Una frase resonó en el aire, y Xu Sui levantó su mirada con incredulidad. Inmediatamente, los gritos de júbilo y las exclamaciones se hicieron cada vez más fuertes. Aun así, Xu Sui todavía parecía aturdida, y alguien la empujó bruscamente.
"¡Ploc!", alguien abrió una botella de champán. La espuma salpicó en el aire, y con los gritos de júbilo resonando a su alrededor, Xu Sui tropezó y se abalanzó hacia los brazos de Zhou Jingze. Su mejilla rozaba la parte superior del pecho de él, calentándose debido a una fina capa de tela entre ellos.
"¡Vaya, felicitaciones para el señor Zhou por haberse soltado! ¡Stixi ha capturado ese bicho, ahora déjalo bien atendido! ¡Para siempre juntos en el amor eterno!"
Los lazos y las flores doradas cayeron sobre los dos. Zhou Jingze la rodeó con un brazo y, con su lengua, ladeó su mejilla, riendo mientras murmuraba: "Tonto."
Alguien a su alrededor se quedó paralizado por un momento, luego se alejó con tristeza.
Zhou Jingze volvió a concentrarse en Xu Sui y la rodeó con el brazo. Conocía el carácter frágil de ella y le dio un empujoncito a alguien a su lado: "Basta ya."
No querían hacerlo demasiado, pero Zhou Jingze organizó un juego para mantenerlos ocupados. Pronto, el ambiente del camarín volvió a llenarse de risas y alegría.
Zhou Jingze recogió su mano que reposaba en los hombros de Xu Sui y se puso otra copa de vino. Sentada junto a Zhou Jingze, Xu Sui aún no creía lo que estaba pasando. Las palabras de Zhou Jingze la habían arrojado como una montaña rusa hasta el cielo.
El camarín era bastante apretado, y mientras los demás se sumergían en su juego, sus piernas se rozaban con las rodillas de Zhou Jingze. Un golpe, dos golpes, como el latir constante de su corazón.
Zhou Jingze seguía desanimado. Bebía en silencio, embriagándose con alcohol. Xu Sui notaba cómo sus mejillas se endurecían y quería hacer algo al respecto.
En realidad, Zhou Jingze había aceptado a Xu Sui solo por un momento de calidez.
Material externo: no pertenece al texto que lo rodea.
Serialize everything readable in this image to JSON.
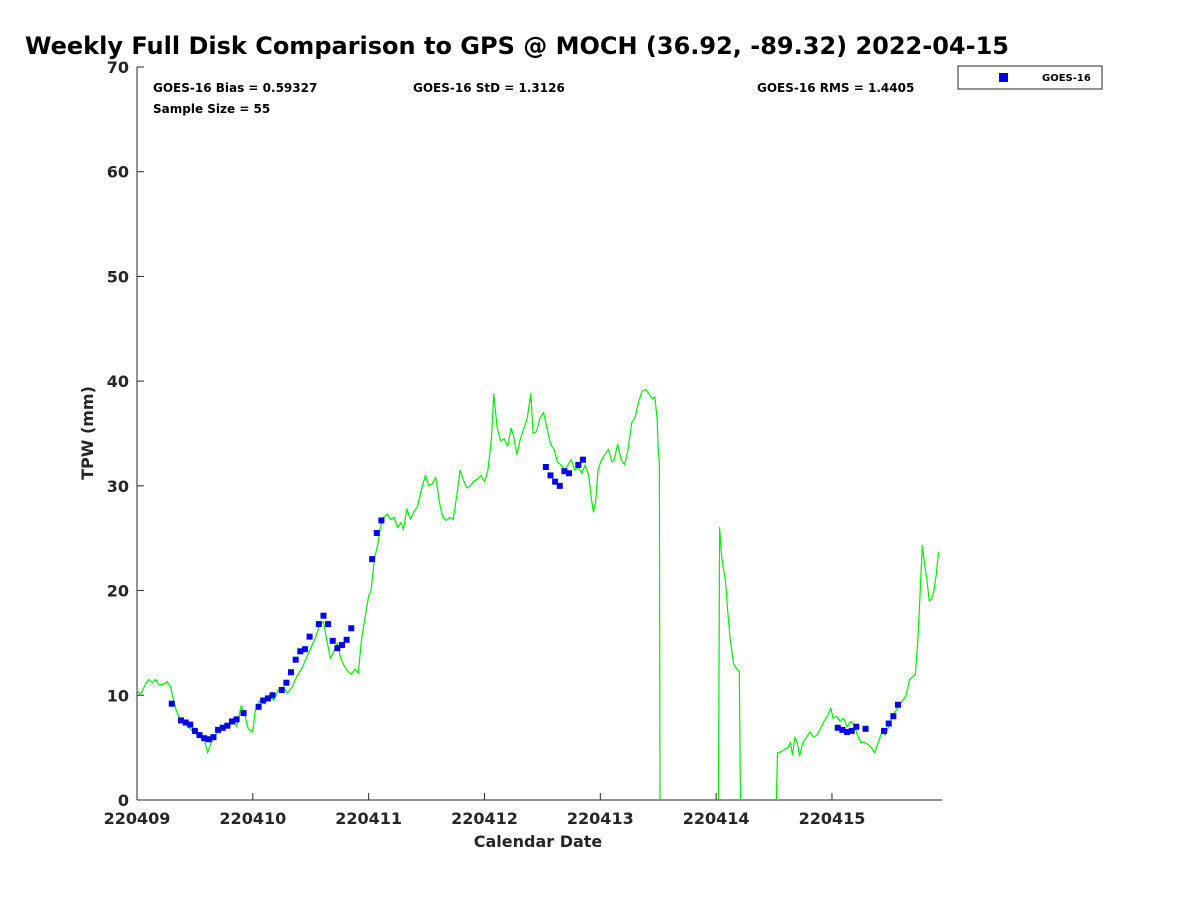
{
  "chart_data": {
    "type": "scatter",
    "title": "Weekly Full Disk Comparison to GPS @ MOCH (36.92, -89.32) 2022-04-15",
    "xlabel": "Calendar Date",
    "ylabel": "TPW (mm)",
    "xlim": [
      0,
      6.95
    ],
    "ylim": [
      0,
      70
    ],
    "x_tick_values": [
      0,
      1,
      2,
      3,
      4,
      5,
      6
    ],
    "x_tick_labels": [
      "220409",
      "220410",
      "220411",
      "220412",
      "220413",
      "220414",
      "220415"
    ],
    "y_tick_values": [
      0,
      10,
      20,
      30,
      40,
      50,
      60,
      70
    ],
    "y_tick_labels": [
      "0",
      "10",
      "20",
      "30",
      "40",
      "50",
      "60",
      "70"
    ],
    "grid": false,
    "legend_position": "top-right, outside",
    "stats": {
      "bias": "GOES-16 Bias = 0.59327",
      "std": "GOES-16 StD = 1.3126",
      "rms": "GOES-16 RMS = 1.4405",
      "sample": "Sample Size = 55"
    },
    "series": [
      {
        "name": "GPS",
        "style": "line",
        "color": "#00ee00",
        "segments": [
          [
            [
              0.0,
              10.5
            ],
            [
              0.03,
              10.0
            ],
            [
              0.07,
              11.0
            ],
            [
              0.1,
              11.5
            ],
            [
              0.13,
              11.2
            ],
            [
              0.16,
              11.5
            ],
            [
              0.19,
              11.0
            ],
            [
              0.22,
              11.0
            ],
            [
              0.26,
              11.3
            ],
            [
              0.29,
              10.8
            ],
            [
              0.31,
              9.8
            ],
            [
              0.34,
              8.5
            ],
            [
              0.38,
              7.5
            ],
            [
              0.42,
              7.3
            ],
            [
              0.46,
              6.8
            ],
            [
              0.5,
              6.4
            ],
            [
              0.54,
              6.0
            ],
            [
              0.58,
              5.8
            ],
            [
              0.61,
              4.5
            ],
            [
              0.64,
              5.5
            ],
            [
              0.68,
              6.2
            ],
            [
              0.72,
              6.8
            ],
            [
              0.76,
              6.8
            ],
            [
              0.8,
              7.0
            ],
            [
              0.83,
              7.8
            ],
            [
              0.86,
              7.0
            ],
            [
              0.9,
              9.0
            ],
            [
              0.93,
              8.2
            ],
            [
              0.96,
              6.8
            ],
            [
              1.0,
              6.5
            ],
            [
              1.02,
              8.5
            ],
            [
              1.06,
              9.5
            ],
            [
              1.1,
              9.2
            ],
            [
              1.14,
              10.0
            ],
            [
              1.18,
              9.5
            ],
            [
              1.22,
              10.5
            ],
            [
              1.26,
              10.8
            ],
            [
              1.3,
              10.2
            ],
            [
              1.34,
              10.8
            ],
            [
              1.38,
              11.8
            ],
            [
              1.42,
              12.5
            ],
            [
              1.46,
              13.5
            ],
            [
              1.5,
              14.5
            ],
            [
              1.54,
              15.5
            ],
            [
              1.58,
              16.8
            ],
            [
              1.61,
              17.0
            ],
            [
              1.64,
              15.2
            ],
            [
              1.67,
              13.5
            ],
            [
              1.7,
              14.2
            ],
            [
              1.73,
              15.0
            ],
            [
              1.76,
              13.5
            ],
            [
              1.79,
              12.8
            ],
            [
              1.82,
              12.3
            ],
            [
              1.85,
              12.0
            ],
            [
              1.88,
              12.5
            ],
            [
              1.91,
              12.1
            ],
            [
              1.94,
              15.5
            ],
            [
              1.97,
              17.5
            ],
            [
              2.0,
              19.5
            ],
            [
              2.02,
              20.0
            ],
            [
              2.05,
              23.0
            ],
            [
              2.08,
              24.5
            ],
            [
              2.1,
              26.0
            ],
            [
              2.13,
              27.0
            ],
            [
              2.16,
              27.3
            ],
            [
              2.19,
              26.8
            ],
            [
              2.22,
              27.0
            ],
            [
              2.25,
              26.0
            ],
            [
              2.28,
              26.5
            ],
            [
              2.3,
              25.8
            ],
            [
              2.33,
              27.8
            ],
            [
              2.36,
              26.8
            ],
            [
              2.39,
              27.5
            ],
            [
              2.42,
              28.0
            ],
            [
              2.46,
              29.8
            ],
            [
              2.49,
              31.0
            ],
            [
              2.52,
              30.0
            ],
            [
              2.55,
              30.2
            ],
            [
              2.58,
              30.8
            ],
            [
              2.61,
              28.5
            ],
            [
              2.64,
              27.0
            ],
            [
              2.67,
              26.7
            ],
            [
              2.7,
              27.0
            ],
            [
              2.73,
              26.8
            ],
            [
              2.76,
              29.0
            ],
            [
              2.79,
              31.5
            ],
            [
              2.82,
              30.5
            ],
            [
              2.85,
              29.8
            ],
            [
              2.88,
              30.0
            ],
            [
              2.91,
              30.5
            ],
            [
              2.94,
              30.6
            ],
            [
              2.97,
              31.0
            ],
            [
              3.0,
              30.4
            ],
            [
              3.03,
              31.5
            ],
            [
              3.06,
              34.5
            ],
            [
              3.08,
              38.8
            ],
            [
              3.11,
              35.5
            ],
            [
              3.14,
              34.3
            ],
            [
              3.17,
              34.5
            ],
            [
              3.2,
              33.8
            ],
            [
              3.23,
              35.5
            ],
            [
              3.25,
              34.8
            ],
            [
              3.28,
              33.0
            ],
            [
              3.31,
              34.5
            ],
            [
              3.34,
              35.5
            ],
            [
              3.37,
              36.5
            ],
            [
              3.4,
              38.8
            ],
            [
              3.42,
              35.0
            ],
            [
              3.45,
              35.2
            ],
            [
              3.48,
              36.5
            ],
            [
              3.51,
              37.0
            ],
            [
              3.54,
              35.5
            ],
            [
              3.57,
              34.0
            ],
            [
              3.6,
              33.5
            ],
            [
              3.63,
              32.3
            ],
            [
              3.66,
              32.0
            ],
            [
              3.69,
              31.5
            ],
            [
              3.72,
              32.0
            ],
            [
              3.75,
              32.5
            ],
            [
              3.78,
              31.5
            ],
            [
              3.81,
              31.8
            ],
            [
              3.84,
              31.2
            ],
            [
              3.87,
              32.0
            ],
            [
              3.9,
              31.0
            ],
            [
              3.92,
              29.0
            ],
            [
              3.94,
              27.5
            ],
            [
              3.96,
              28.5
            ],
            [
              3.98,
              31.5
            ],
            [
              4.01,
              32.5
            ],
            [
              4.04,
              33.0
            ],
            [
              4.07,
              33.5
            ],
            [
              4.1,
              32.3
            ],
            [
              4.12,
              32.5
            ],
            [
              4.15,
              34.0
            ],
            [
              4.18,
              32.5
            ],
            [
              4.21,
              32.0
            ],
            [
              4.24,
              33.5
            ],
            [
              4.27,
              36.0
            ],
            [
              4.3,
              36.5
            ],
            [
              4.33,
              38.0
            ],
            [
              4.36,
              39.0
            ],
            [
              4.39,
              39.2
            ],
            [
              4.42,
              38.8
            ],
            [
              4.45,
              38.3
            ],
            [
              4.47,
              38.5
            ],
            [
              4.49,
              36.5
            ],
            [
              4.5,
              33.5
            ],
            [
              4.51,
              32.0
            ],
            [
              4.515,
              0.0
            ]
          ],
          [
            [
              5.02,
              0.0
            ],
            [
              5.03,
              26.0
            ],
            [
              5.05,
              23.0
            ],
            [
              5.08,
              21.0
            ],
            [
              5.1,
              18.0
            ],
            [
              5.12,
              15.5
            ],
            [
              5.15,
              13.0
            ],
            [
              5.18,
              12.5
            ],
            [
              5.2,
              12.3
            ],
            [
              5.21,
              0.0
            ]
          ],
          [
            [
              5.52,
              0.0
            ],
            [
              5.53,
              4.5
            ],
            [
              5.56,
              4.6
            ],
            [
              5.59,
              4.8
            ],
            [
              5.62,
              5.0
            ],
            [
              5.64,
              5.5
            ],
            [
              5.66,
              4.3
            ],
            [
              5.68,
              6.0
            ],
            [
              5.7,
              5.5
            ],
            [
              5.72,
              4.2
            ],
            [
              5.75,
              5.5
            ],
            [
              5.78,
              6.0
            ],
            [
              5.81,
              6.5
            ],
            [
              5.84,
              6.0
            ],
            [
              5.87,
              6.2
            ],
            [
              5.9,
              6.8
            ],
            [
              5.93,
              7.5
            ],
            [
              5.96,
              8.0
            ],
            [
              5.99,
              8.8
            ],
            [
              6.01,
              7.8
            ],
            [
              6.04,
              8.0
            ],
            [
              6.07,
              7.5
            ],
            [
              6.1,
              7.8
            ],
            [
              6.13,
              7.0
            ],
            [
              6.16,
              7.5
            ],
            [
              6.19,
              7.2
            ],
            [
              6.22,
              6.2
            ],
            [
              6.25,
              5.5
            ],
            [
              6.28,
              5.5
            ],
            [
              6.31,
              5.3
            ],
            [
              6.34,
              5.0
            ],
            [
              6.37,
              4.5
            ],
            [
              6.39,
              5.2
            ],
            [
              6.41,
              5.8
            ],
            [
              6.43,
              6.5
            ],
            [
              6.46,
              6.2
            ],
            [
              6.49,
              7.0
            ],
            [
              6.52,
              8.0
            ],
            [
              6.55,
              8.5
            ],
            [
              6.58,
              9.0
            ],
            [
              6.61,
              9.5
            ],
            [
              6.64,
              10.0
            ],
            [
              6.67,
              11.5
            ],
            [
              6.7,
              11.8
            ],
            [
              6.72,
              12.0
            ],
            [
              6.74,
              15.0
            ],
            [
              6.76,
              19.5
            ],
            [
              6.78,
              24.3
            ],
            [
              6.8,
              22.5
            ],
            [
              6.82,
              21.0
            ],
            [
              6.84,
              19.0
            ],
            [
              6.86,
              19.2
            ],
            [
              6.88,
              20.0
            ],
            [
              6.9,
              21.5
            ],
            [
              6.92,
              23.7
            ]
          ]
        ]
      },
      {
        "name": "GOES-16",
        "style": "markers",
        "marker": "square",
        "color": "#0000ee",
        "points": [
          [
            0.3,
            9.2
          ],
          [
            0.38,
            7.6
          ],
          [
            0.42,
            7.4
          ],
          [
            0.46,
            7.2
          ],
          [
            0.5,
            6.6
          ],
          [
            0.54,
            6.2
          ],
          [
            0.58,
            5.9
          ],
          [
            0.62,
            5.8
          ],
          [
            0.66,
            6.0
          ],
          [
            0.7,
            6.7
          ],
          [
            0.74,
            6.9
          ],
          [
            0.78,
            7.1
          ],
          [
            0.82,
            7.5
          ],
          [
            0.86,
            7.7
          ],
          [
            0.92,
            8.3
          ],
          [
            1.05,
            8.9
          ],
          [
            1.09,
            9.5
          ],
          [
            1.13,
            9.7
          ],
          [
            1.17,
            10.0
          ],
          [
            1.25,
            10.5
          ],
          [
            1.29,
            11.2
          ],
          [
            1.33,
            12.2
          ],
          [
            1.37,
            13.4
          ],
          [
            1.41,
            14.2
          ],
          [
            1.45,
            14.4
          ],
          [
            1.49,
            15.6
          ],
          [
            1.57,
            16.8
          ],
          [
            1.61,
            17.6
          ],
          [
            1.65,
            16.8
          ],
          [
            1.69,
            15.2
          ],
          [
            1.73,
            14.5
          ],
          [
            1.77,
            14.8
          ],
          [
            1.81,
            15.3
          ],
          [
            1.85,
            16.4
          ],
          [
            2.03,
            23.0
          ],
          [
            2.07,
            25.5
          ],
          [
            2.11,
            26.7
          ],
          [
            3.53,
            31.8
          ],
          [
            3.57,
            31.0
          ],
          [
            3.61,
            30.4
          ],
          [
            3.65,
            30.0
          ],
          [
            3.69,
            31.4
          ],
          [
            3.73,
            31.2
          ],
          [
            3.81,
            32.0
          ],
          [
            3.85,
            32.5
          ],
          [
            6.05,
            6.9
          ],
          [
            6.09,
            6.7
          ],
          [
            6.13,
            6.5
          ],
          [
            6.17,
            6.6
          ],
          [
            6.21,
            7.0
          ],
          [
            6.29,
            6.8
          ],
          [
            6.45,
            6.6
          ],
          [
            6.49,
            7.3
          ],
          [
            6.53,
            8.0
          ],
          [
            6.57,
            9.1
          ]
        ]
      }
    ]
  }
}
El ruido del ambiente lo distraía, su mente recorrió escenas borrosas mientras tomaba dos cervezas. Su madre le decía que la amaba hasta el final, pero ella se fue igualmente. Zhou Zhengyan también afirmó que los hijos cercanos eran más importantes que los hermanos lejanos.
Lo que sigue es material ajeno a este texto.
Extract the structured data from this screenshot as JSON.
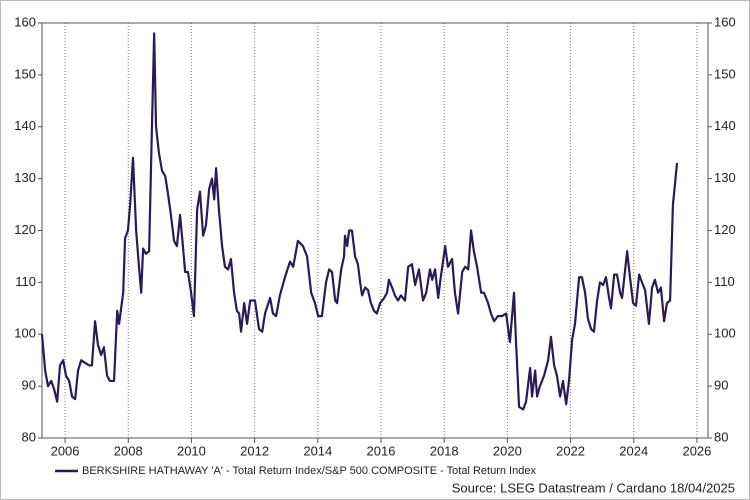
{
  "chart_data": {
    "type": "line",
    "x": [
      2005.27,
      2005.37,
      2005.46,
      2005.56,
      2005.65,
      2005.75,
      2005.84,
      2005.94,
      2006.03,
      2006.13,
      2006.22,
      2006.32,
      2006.41,
      2006.51,
      2006.63,
      2006.76,
      2006.85,
      2006.95,
      2007.04,
      2007.14,
      2007.23,
      2007.33,
      2007.42,
      2007.55,
      2007.65,
      2007.71,
      2007.84,
      2007.9,
      2007.99,
      2008.06,
      2008.15,
      2008.25,
      2008.34,
      2008.41,
      2008.47,
      2008.56,
      2008.66,
      2008.75,
      2008.82,
      2008.88,
      2008.97,
      2009.07,
      2009.17,
      2009.26,
      2009.35,
      2009.45,
      2009.54,
      2009.64,
      2009.73,
      2009.8,
      2009.89,
      2009.99,
      2010.08,
      2010.18,
      2010.27,
      2010.37,
      2010.46,
      2010.56,
      2010.65,
      2010.72,
      2010.78,
      2010.87,
      2010.97,
      2011.06,
      2011.16,
      2011.25,
      2011.35,
      2011.44,
      2011.51,
      2011.57,
      2011.67,
      2011.76,
      2011.86,
      2012.01,
      2012.14,
      2012.24,
      2012.33,
      2012.49,
      2012.58,
      2012.68,
      2012.8,
      2012.96,
      2013.12,
      2013.22,
      2013.37,
      2013.53,
      2013.66,
      2013.79,
      2013.91,
      2014.01,
      2014.13,
      2014.26,
      2014.36,
      2014.45,
      2014.55,
      2014.61,
      2014.74,
      2014.83,
      2014.86,
      2014.93,
      2014.99,
      2015.08,
      2015.18,
      2015.27,
      2015.34,
      2015.4,
      2015.5,
      2015.59,
      2015.68,
      2015.78,
      2015.87,
      2015.97,
      2016.1,
      2016.19,
      2016.25,
      2016.35,
      2016.44,
      2016.54,
      2016.63,
      2016.76,
      2016.86,
      2016.98,
      2017.08,
      2017.2,
      2017.33,
      2017.43,
      2017.55,
      2017.62,
      2017.71,
      2017.81,
      2017.87,
      2018.03,
      2018.12,
      2018.25,
      2018.34,
      2018.44,
      2018.57,
      2018.66,
      2018.76,
      2018.85,
      2018.94,
      2019.04,
      2019.17,
      2019.26,
      2019.39,
      2019.48,
      2019.58,
      2019.7,
      2019.83,
      2019.96,
      2020.08,
      2020.21,
      2020.27,
      2020.37,
      2020.5,
      2020.59,
      2020.72,
      2020.78,
      2020.88,
      2020.94,
      2021.03,
      2021.16,
      2021.29,
      2021.38,
      2021.48,
      2021.57,
      2021.67,
      2021.76,
      2021.86,
      2021.95,
      2022.05,
      2022.14,
      2022.27,
      2022.36,
      2022.46,
      2022.55,
      2022.65,
      2022.74,
      2022.84,
      2022.93,
      2023.03,
      2023.12,
      2023.22,
      2023.28,
      2023.38,
      2023.47,
      2023.57,
      2023.63,
      2023.72,
      2023.79,
      2023.88,
      2023.98,
      2024.07,
      2024.17,
      2024.26,
      2024.36,
      2024.48,
      2024.58,
      2024.67,
      2024.77,
      2024.86,
      2024.96,
      2025.05,
      2025.15,
      2025.24,
      2025.37
    ],
    "series": [
      {
        "name": "BERKSHIRE HATHAWAY 'A' - Total Return Index/S&P 500 COMPOSITE - Total Return Index",
        "color": "#2b1a57",
        "values": [
          100,
          93,
          90,
          91,
          89.5,
          87,
          94,
          95,
          92,
          91,
          88,
          87.5,
          93,
          95,
          94.5,
          94,
          94,
          102.5,
          98,
          96,
          97.5,
          92,
          91,
          91,
          104.5,
          102,
          108,
          118.5,
          120,
          125,
          134,
          120,
          113,
          108,
          116.5,
          115.5,
          116,
          140,
          158,
          140,
          135,
          131.5,
          130.5,
          127,
          123,
          118,
          117,
          123,
          117,
          112,
          112,
          108,
          103.5,
          124,
          127.5,
          119,
          121,
          128,
          130,
          126,
          132,
          124,
          117,
          113,
          112.5,
          114.5,
          108,
          104.5,
          104,
          100.5,
          106,
          102,
          106.5,
          106.5,
          101,
          100.5,
          104,
          107,
          104,
          103.5,
          107.5,
          111,
          114,
          113,
          118,
          117,
          115,
          108,
          106,
          103.5,
          103.5,
          110,
          112.5,
          112,
          106.5,
          106,
          112.5,
          115,
          119,
          117,
          120,
          120,
          115,
          113.5,
          110,
          107.5,
          109,
          108.5,
          106,
          104.5,
          104,
          106,
          107,
          108,
          110.5,
          109,
          107.5,
          106.5,
          107.5,
          106.5,
          113,
          113.5,
          109.5,
          112.5,
          106.5,
          108,
          112.5,
          110.5,
          112.5,
          107,
          110,
          117,
          113,
          114.5,
          108,
          104,
          112,
          113,
          112.5,
          120,
          116,
          113,
          108,
          108,
          106,
          104,
          102.5,
          103.5,
          103.5,
          104,
          98.5,
          108,
          99,
          86,
          85.5,
          87,
          93.5,
          88,
          93,
          88,
          90,
          92,
          95,
          99.5,
          94,
          92,
          88,
          91,
          86.5,
          91,
          99,
          102,
          111,
          111,
          108,
          103,
          101,
          100.5,
          106.5,
          110,
          109.5,
          111,
          107,
          105,
          111.5,
          111.5,
          108,
          107,
          112,
          116,
          111,
          106,
          105.5,
          111.5,
          110,
          108.5,
          102,
          109,
          110.5,
          108,
          109,
          102.5,
          106,
          106.5,
          125,
          133
        ]
      }
    ],
    "xlim": [
      2005.27,
      2026.35
    ],
    "xticks": [
      2006,
      2008,
      2010,
      2012,
      2014,
      2016,
      2018,
      2020,
      2022,
      2024,
      2026
    ],
    "ylim": [
      80,
      160
    ],
    "yticks": [
      80,
      90,
      100,
      110,
      120,
      130,
      140,
      150,
      160
    ],
    "y2lim": [
      80,
      160
    ],
    "y2ticks": [
      80,
      90,
      100,
      110,
      120,
      130,
      140,
      150,
      160
    ],
    "grid": "x",
    "source": "Source: LSEG Datastream / Cardano  18/04/2025"
  }
}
Zhou Jingze estaba borracho y su mente se despejaba por momentos. Buscando un encendedor, solo encontró el té de hierbas sobre la mesa. Su frustración creció cuando vio una mano blanca como la de una cebolla de bambú a su lado.
Levantó los ojos y vio a Xu Sui tendiéndole un encendedor de plata con mirada tranquila. Zhou Jingze se sorprendió, tomó el encendedor y la furia que sentía se disipó en gran medida.